Reforming the Reform: Sarbanes-Oxley Edition

On reread, this is an excruciatingly boring post.

Tigerhawk, who has been weirdly diligent in addressing the shortcomings and opportunity costs of SOX, notes that some Democrats (who are probably concentrated in NY and Conn.) are looking to reform the notoriously expensive SOX. The costs are so high, that it's probably driving corporations to list their stock on foreign exchanges, the most popular of which is the London Exchange.

Cutting to the chase: the first problem SOX was aimed at is management malfeasance, and to correct that, the law requires the CEO and CFO to personally vouch for the statements of financial position. Further, it creates civil and criminal liability for wrongly certifying certain statements about compliance with regulation. While there is a mens rea requirement (the false certification must be knowing or willful), even the risk of being unsuccessfully prosecuted is risk enough to register in a jurisdiction where, other things being equal, one doesn't assume that risk.

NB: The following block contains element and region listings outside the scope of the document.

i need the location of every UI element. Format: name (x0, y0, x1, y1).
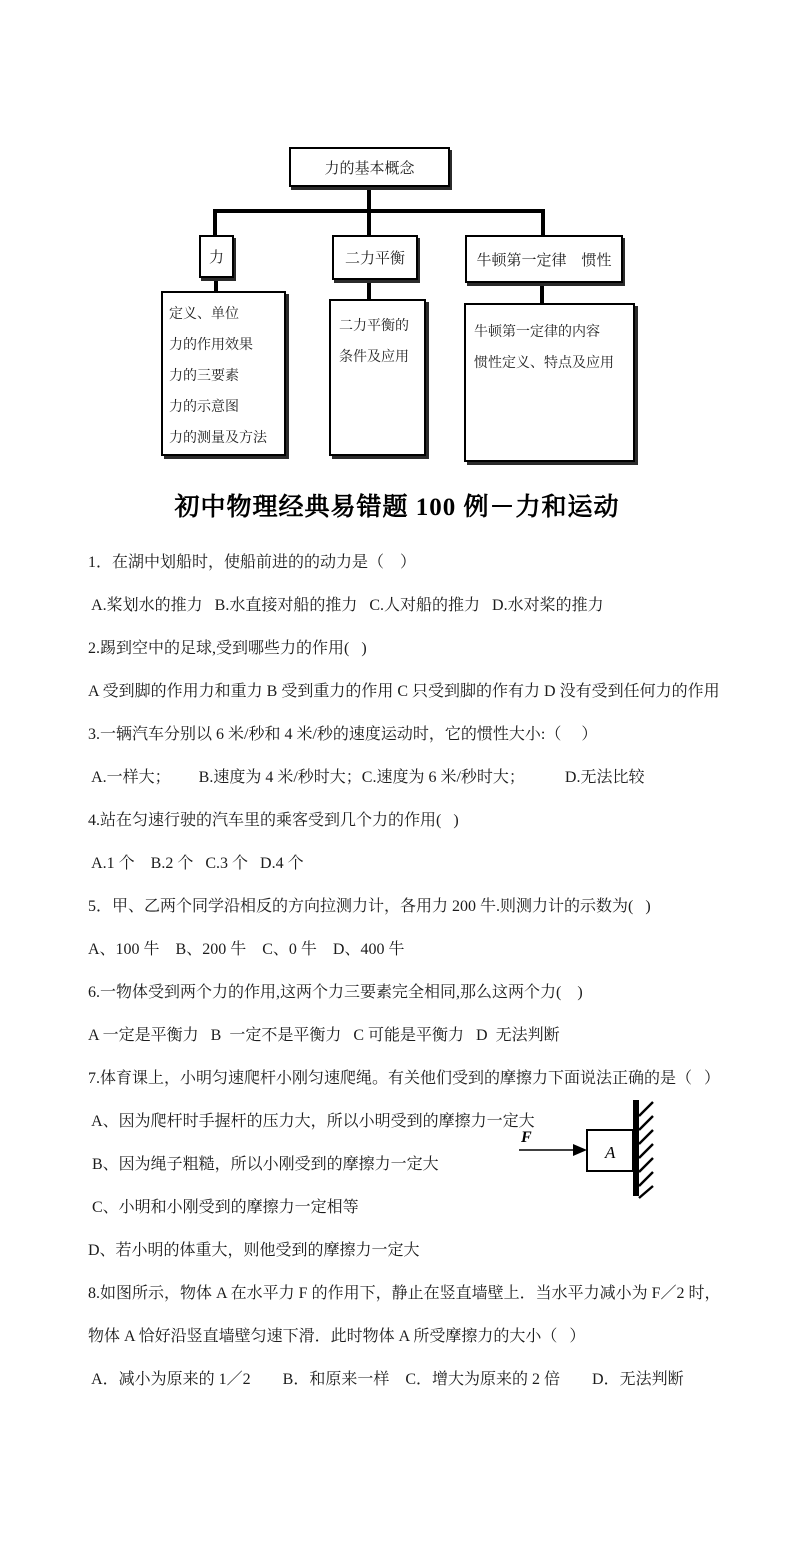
question-options: A.桨划水的推力 B.水直接对船的推力 C.人对船的推力 D.水对桨的推力 (88, 584, 748, 627)
branch-label: 力 (209, 246, 224, 267)
question-3: 3.一辆汽车分别以 6 米/秒和 4 米/秒的速度运动时，它的惯性大小:（ ） … (88, 713, 748, 799)
figure-svg: A F (505, 1092, 670, 1204)
connector-line (367, 187, 371, 211)
leaf-box-balance-details: 二力平衡的 条件及应用 (329, 299, 426, 456)
leaf-line: 力的示意图 (169, 392, 278, 423)
question-list: 1．在湖中划船时，使船前进的的动力是（ ） A.桨划水的推力 B.水直接对船的推… (88, 541, 748, 1401)
connector-line (367, 209, 371, 236)
question-5: 5．甲、乙两个同学沿相反的方向拉测力计，各用力 200 牛.则测力计的示数为( … (88, 885, 748, 971)
question-options: A.一样大； B.速度为 4 米/秒时大；C.速度为 6 米/秒时大； D.无法… (88, 756, 748, 799)
concept-root-box: 力的基本概念 (289, 147, 450, 187)
question-8: 8.如图所示，物体 A 在水平力 F 的作用下，静止在竖直墙壁上．当水平力减小为… (88, 1272, 748, 1401)
connector-line (214, 276, 218, 292)
branch-label: 牛顿第一定律 惯性 (476, 249, 611, 270)
leaf-line: 力的测量及方法 (169, 423, 278, 454)
question-options: A 受到脚的作用力和重力 B 受到重力的作用 C 只受到脚的作有力 D 没有受到… (88, 670, 748, 713)
question-options: A．减小为原来的 1／2 B．和原来一样 C．增大为原来的 2 倍 D．无法判断 (88, 1358, 748, 1401)
branch-box-balance: 二力平衡 (332, 235, 418, 280)
question-options: A.1 个 B.2 个 C.3 个 D.4 个 (88, 842, 748, 885)
question-stem: 3.一辆汽车分别以 6 米/秒和 4 米/秒的速度运动时，它的惯性大小:（ ） (88, 713, 748, 756)
leaf-line: 牛顿第一定律的内容 (474, 317, 625, 348)
force-label: F (520, 1129, 532, 1146)
leaf-line: 惯性定义、特点及应用 (474, 348, 625, 379)
connector-line (541, 209, 545, 236)
question-option-d: D、若小明的体重大，则他受到的摩擦力一定大 (88, 1229, 748, 1272)
connector-line (213, 209, 217, 236)
question-stem: 8.如图所示，物体 A 在水平力 F 的作用下，静止在竖直墙壁上．当水平力减小为… (88, 1272, 748, 1315)
branch-box-newton: 牛顿第一定律 惯性 (465, 235, 623, 283)
question-stem: 物体 A 恰好沿竖直墙壁匀速下滑．此时物体 A 所受摩擦力的大小（ ） (88, 1315, 748, 1358)
question-stem: 5．甲、乙两个同学沿相反的方向拉测力计，各用力 200 牛.则测力计的示数为( … (88, 885, 748, 928)
force-arrow-head (573, 1144, 587, 1156)
block-a-label: A (604, 1143, 616, 1162)
question-stem: 4.站在匀速行驶的汽车里的乘客受到几个力的作用( ) (88, 799, 748, 842)
document-page: 力的基本概念 力 二力平衡 牛顿第一定律 惯性 定义、单位 力的作用效果 力的三… (0, 0, 794, 1556)
leaf-line: 条件及应用 (339, 342, 416, 373)
question-4: 4.站在匀速行驶的汽车里的乘客受到几个力的作用( ) A.1 个 B.2 个 C… (88, 799, 748, 885)
wall-hatching (639, 1102, 653, 1198)
question-stem: 6.一物体受到两个力的作用,这两个力三要素完全相同,那么这两个力( ) (88, 971, 748, 1014)
connector-line (213, 209, 545, 213)
branch-label: 二力平衡 (345, 247, 405, 268)
question-stem: 2.踢到空中的足球,受到哪些力的作用( ) (88, 627, 748, 670)
question-1: 1．在湖中划船时，使船前进的的动力是（ ） A.桨划水的推力 B.水直接对船的推… (88, 541, 748, 627)
leaf-line: 力的作用效果 (169, 330, 278, 361)
block-on-wall-figure: A F (505, 1092, 670, 1209)
connector-line (540, 281, 544, 304)
leaf-line: 定义、单位 (169, 299, 278, 330)
concept-root-label: 力的基本概念 (324, 157, 414, 178)
branch-box-force: 力 (199, 235, 234, 278)
question-options: A 一定是平衡力 B 一定不是平衡力 C 可能是平衡力 D 无法判断 (88, 1014, 748, 1057)
leaf-line: 力的三要素 (169, 361, 278, 392)
question-stem: 1．在湖中划船时，使船前进的的动力是（ ） (88, 541, 748, 584)
question-options: A、100 牛 B、200 牛 C、0 牛 D、400 牛 (88, 928, 748, 971)
leaf-box-newton-details: 牛顿第一定律的内容 惯性定义、特点及应用 (464, 303, 635, 462)
connector-line (367, 278, 371, 300)
question-2: 2.踢到空中的足球,受到哪些力的作用( ) A 受到脚的作用力和重力 B 受到重… (88, 627, 748, 713)
page-title: 初中物理经典易错题 100 例－力和运动 (0, 487, 794, 523)
leaf-box-force-details: 定义、单位 力的作用效果 力的三要素 力的示意图 力的测量及方法 (161, 291, 286, 456)
question-6: 6.一物体受到两个力的作用,这两个力三要素完全相同,那么这两个力( ) A 一定… (88, 971, 748, 1057)
leaf-line: 二力平衡的 (339, 311, 416, 342)
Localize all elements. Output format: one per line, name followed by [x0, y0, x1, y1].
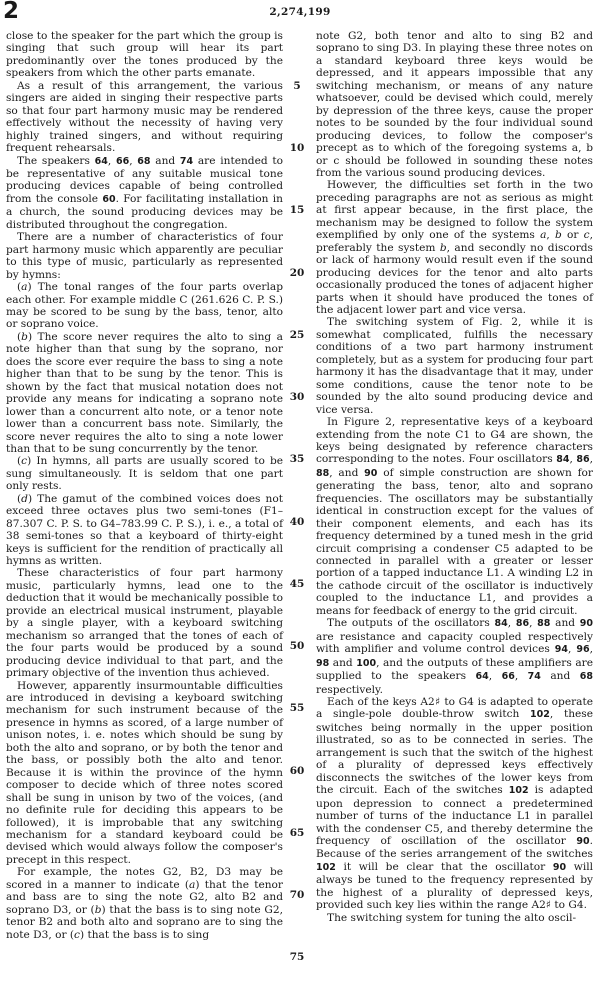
reference-numeral: 98 [316, 658, 329, 669]
text-run: , [515, 670, 528, 682]
italic-letter: b [440, 242, 447, 254]
reference-numeral: 94 [555, 644, 568, 655]
italic-letter: d [21, 493, 28, 505]
text-run: ) In hymns, all parts are usually scored… [6, 455, 283, 492]
text-run: ) The tonal ranges of the four parts ove… [6, 281, 283, 330]
paragraph: (b) The score never requires the alto to… [6, 331, 283, 456]
text-run: or [562, 229, 584, 241]
paragraph: Each of the keys A2♯ to G4 is adapted to… [316, 696, 593, 912]
paragraph-text: note G2, both tenor and alto to sing B2 … [316, 30, 593, 179]
line-number: 30 [286, 391, 308, 403]
line-number: 50 [286, 640, 308, 652]
line-number: 20 [286, 267, 308, 279]
text-run: The outputs of the oscillators [327, 617, 495, 629]
text-run: ) The score never requires the alto to s… [6, 331, 283, 455]
text-run: The speakers [17, 155, 95, 167]
text-run: and [541, 670, 580, 682]
reference-numeral: 68 [580, 671, 593, 682]
paragraph: close to the speaker for the part which … [6, 30, 283, 80]
reference-numeral: 90 [580, 618, 593, 629]
paragraph: These characteristics of four part harmo… [6, 567, 283, 679]
reference-numeral: 66 [116, 156, 129, 167]
text-run: , [529, 617, 537, 629]
text-run: ) that the bass is to sing [80, 929, 209, 941]
line-number: 25 [286, 329, 308, 341]
paragraph-text: However, apparently insurmountable diffi… [6, 680, 283, 866]
text-run: and [550, 617, 579, 629]
reference-numeral: 90 [364, 468, 377, 479]
text-run: , [546, 229, 555, 241]
paragraph: There are a number of characteristics of… [6, 231, 283, 281]
reference-numeral: 86 [516, 618, 529, 629]
reference-numeral: 84 [495, 618, 508, 629]
reference-numeral: 102 [316, 862, 336, 873]
paragraph: As a result of this arrangement, the var… [6, 80, 283, 155]
reference-numeral: 66 [502, 671, 515, 682]
text-run: , and [329, 467, 364, 479]
reference-numeral: 74 [180, 156, 193, 167]
paragraph: In Figure 2, representative keys of a ke… [316, 416, 593, 617]
reference-numeral: 60 [102, 194, 115, 205]
text-run: of simple construction are shown for gen… [316, 467, 593, 617]
text-run: , [489, 670, 502, 682]
italic-letter: b [555, 229, 562, 241]
reference-numeral: 68 [137, 156, 150, 167]
text-run: it will be clear that the oscillator [336, 861, 553, 873]
line-number: 35 [286, 453, 308, 465]
left-column: close to the speaker for the part which … [6, 30, 283, 941]
line-number: 10 [286, 142, 308, 154]
reference-numeral: 88 [537, 618, 550, 629]
text-run: and [329, 657, 356, 669]
reference-numeral: 90 [576, 836, 589, 847]
paragraph: (a) The tonal ranges of the four parts o… [6, 281, 283, 331]
paragraph-text: The switching system for tuning the alto… [327, 912, 576, 924]
paragraph-text: As a result of this arrangement, the var… [6, 80, 283, 154]
text-run: , [108, 155, 116, 167]
reference-numeral: 96 [576, 644, 589, 655]
text-run: , [508, 617, 516, 629]
right-column: note G2, both tenor and alto to sing B2 … [316, 30, 593, 924]
text-run: , these switches being normally in the u… [316, 708, 593, 796]
text-run: , [590, 453, 593, 465]
line-number: 40 [286, 516, 308, 528]
reference-numeral: 90 [553, 862, 566, 873]
reference-numeral: 64 [476, 671, 489, 682]
text-run: respectively. [316, 684, 383, 696]
line-number: 15 [286, 204, 308, 216]
line-number: 75 [286, 951, 308, 963]
paragraph: (c) In hymns, all parts are usually scor… [6, 455, 283, 492]
text-run: are resistance and capacity coupled resp… [316, 631, 593, 655]
paragraph: However, the difficulties set forth in t… [316, 179, 593, 316]
paragraph: The switching system for tuning the alto… [316, 912, 593, 924]
italic-letter: b [21, 331, 28, 343]
patent-number: 2,274,199 [0, 6, 600, 18]
paragraph-text: close to the speaker for the part which … [6, 30, 283, 79]
text-run: and [151, 155, 180, 167]
reference-numeral: 64 [95, 156, 108, 167]
reference-numeral: 86 [576, 454, 589, 465]
paragraph: The switching system of Fig. 2, while it… [316, 316, 593, 416]
line-number: 45 [286, 578, 308, 590]
line-number: 65 [286, 827, 308, 839]
line-number: 70 [286, 889, 308, 901]
text-run: In Figure 2, representative keys of a ke… [316, 416, 593, 465]
line-number: 5 [286, 80, 308, 92]
reference-numeral: 102 [509, 785, 529, 796]
reference-numeral: 102 [530, 709, 550, 720]
reference-numeral: 100 [356, 658, 376, 669]
reference-numeral: 88 [316, 468, 329, 479]
paragraph: note G2, both tenor and alto to sing B2 … [316, 30, 593, 179]
line-number: 55 [286, 702, 308, 714]
paragraph: (d) The gamut of the combined voices doe… [6, 493, 283, 568]
reference-numeral: 84 [556, 454, 569, 465]
paragraph: The speakers 64, 66, 68 and 74 are inten… [6, 155, 283, 232]
paragraph-text: There are a number of characteristics of… [6, 231, 283, 280]
text-run: ) The gamut of the combined voices does … [6, 493, 283, 567]
paragraph: However, apparently insurmountable diffi… [6, 680, 283, 867]
line-number: 60 [286, 765, 308, 777]
paragraph: For example, the notes G2, B2, D3 may be… [6, 866, 283, 941]
paragraph: The outputs of the oscillators 84, 86, 8… [316, 617, 593, 696]
text-run: , [590, 643, 593, 655]
paragraph-text: The switching system of Fig. 2, while it… [316, 316, 593, 415]
paragraph-text: These characteristics of four part harmo… [6, 567, 283, 679]
reference-numeral: 74 [528, 671, 541, 682]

The real meat of SOX, though, is in section 404 of the law, which requires extensive testing of internal controls (internal controls are those procedures that aim at preventing error or fraud. An example would be managerial oversight of the person actually cutting the checks). This section is extraordinarily expensive and, as my colleagues tell me, also extraordinarily boring for the auditor. This is where I think SOX misses the boat. As I see it, the real problem that SOX should have aimed at isn't the dearth of internal control testing; in fact, an audit of entities that aren't covered by SOX generally has enough testing of internal controls to attest to the adequacy of internal controls. Section 404, then, provides a series of diminishing returns.

Instead, the real problem, in addition to executive malfeasance, is the cozy relationship between auditing firms and their clients. It's basic common sense that a firm has fairly strong incentives to avoid irking its clients, and this is exactly what caused Arthur Anderson to pass on correcting Enron's wildly dishonest accounting.

So how do we remedy this deleterious coziness?

One suggestion that's frequently floated is to require corporations to regularly rotate auditing firms. If you know you're not going to have a corp as a client in a few years, there's less reason to hide any shenanigans that may be found. But is that right? Well, it might be if not for the little fact that corporations share information with one another, and an auditing firm will have an incentive to create a "business-friendly" reputation. This is exacerbated by the fact that there are only a handful of auditing firms with the size and sophistication to audit corps that are big enough to be publicly traded. That means that the rotation is so small that a corp will inevitably end up with the same auditing firms over and over. In that environment with such fierce competition, a business-friendly reputation is of paramount importance.

What's SOX's answer? It created a quasi-governmental entity, the PCAOB, to oversee auditing firms. One of its more important roles is to, in effect, audit the auditors by reviewing the audit workpapers, the primary work product that forms the basis of the auditor's conclusions that the financial matters are accurately disclosed.

Here's where auditor sloppiness (if not abetting of fraud) comes into play. It can be very easy for an auditing firm to just say that it tested items thoroughly even if it didn't (this was a problem with Arthur Anderson's audits of Enron, for instance). If a firm did that, the PCAOB would be none the wiser after looking through the audit workpapers. Fixing that problem is simple: require auditing firms to provide evidence that they tested what they say they tested (if I say that a sample of checks were correctly written, to document that I'd actually stick copies of those checks into the workpapers). This would enable the PCAOB to, in effect, reaudit the corporation - this should enhance both the integrity of the corporation and the auditing firm by adding transparency to the relationship between the two.

Do this, eliminate Section 404 internal control testing, and the rest takes care of itself.